Bernard Edeine, L’Evénement, fin 1986
La jeunesse. Les études
Bernard Edeine fut enfant de son siècle. Au cours de sa jeunesse, il baigna dans cette atmosphère du tournant des années trente où les inventions de tous ordres créaient un climat propice à l’ouverture sur le monde. Dans ce contexte, Bernard Edeine se tourna vers l’étude des langues, vecteurs commodes pour appréhender d’autres civilisations. Après un diplôme d’Anglais pour étrangers de la Polytechnic School de Londres, fasciné par la civilisation raffinée et les avancées technologiques précoces de l’Empire du Milieu, il s’inscrivit à l’École Nationale des Langues Orientales Vivantes où il obtint en 1933 un diplôme de langue chinoise.
Nanti, en avril 1936, de son diplôme de Correspondant de la Commission des recherches collectives de l’Encyclopédie Française Permanente présidée par l’historien Lucien Febvre, il participa, à la demande de Michel Drücker, sociétaire de la Société de folklore français, à l’enquête ethnologique de la Commission sur la forge de village, les tas de gerbes dans les champs et l’alimentation. Il se lança la même année dans les enquêtes de terrain, notamment en compagnie de Georges-Henri Rivière du Musée des Arts et Traditions Populaires. C’est également dans ces circonstances qu’il rencontra Jean Martin-Demézil alors étudiant à l’École des Chartes, dont les conseils et l’aide lui furent précieux. Ce dernier, devenu peu après Conservateur en Chef des Archives du Loir-et-Cher, le fit nommer, à titre gratuit, archiviste de la ville de Romorantin. A ce poste, Bernard Edeine dépouilla et classa « au m3 » les archives de cette ville et de la Sologne, en particulier les fonds des justices seigneuriales.

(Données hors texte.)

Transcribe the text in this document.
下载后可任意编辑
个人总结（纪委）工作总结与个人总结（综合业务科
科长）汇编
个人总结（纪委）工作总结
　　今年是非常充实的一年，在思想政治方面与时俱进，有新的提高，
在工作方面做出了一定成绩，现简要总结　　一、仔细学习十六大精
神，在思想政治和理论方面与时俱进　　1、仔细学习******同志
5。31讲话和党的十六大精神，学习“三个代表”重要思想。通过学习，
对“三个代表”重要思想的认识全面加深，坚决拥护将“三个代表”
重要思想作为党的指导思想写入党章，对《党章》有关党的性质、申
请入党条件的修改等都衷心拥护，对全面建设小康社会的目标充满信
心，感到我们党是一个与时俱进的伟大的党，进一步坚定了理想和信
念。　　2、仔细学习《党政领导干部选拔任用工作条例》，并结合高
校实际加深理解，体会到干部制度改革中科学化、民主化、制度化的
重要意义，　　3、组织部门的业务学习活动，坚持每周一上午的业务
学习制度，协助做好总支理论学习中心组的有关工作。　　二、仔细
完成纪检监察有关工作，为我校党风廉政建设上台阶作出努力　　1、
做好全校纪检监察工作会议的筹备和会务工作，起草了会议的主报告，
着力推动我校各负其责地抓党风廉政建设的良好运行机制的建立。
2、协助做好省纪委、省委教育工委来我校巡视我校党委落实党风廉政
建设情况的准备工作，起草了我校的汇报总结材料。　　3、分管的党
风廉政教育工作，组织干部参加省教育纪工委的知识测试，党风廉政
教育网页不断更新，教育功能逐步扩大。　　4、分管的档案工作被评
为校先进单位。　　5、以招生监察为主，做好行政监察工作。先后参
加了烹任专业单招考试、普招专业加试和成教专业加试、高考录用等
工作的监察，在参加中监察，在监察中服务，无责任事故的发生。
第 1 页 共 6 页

Ces travaux lui firent découvrir, dormant sous la poussière du grenier de la vieille mairie, les cahiers de doléances (1789) du baillage secondaire de Romorantin. Il prépara et décrocha en 1937, à Paris, une licence en Droit. Traditionnellement, cette discipline constituait la méthode d'approche privilégiée des historiens pour l'étude des sociétés d'Ancien Régime. Grâce à Jean Martin-Demézil qui le mit en contact avec Georges Lefebvre, professeur d’histoire de la Révolution à la Sorbonne. Bernard Edeine, sous la férule exigeante de ce dernier, apprit le métier d'historien, étudia ces cahiers et les publia, avec son soutien, en 1949.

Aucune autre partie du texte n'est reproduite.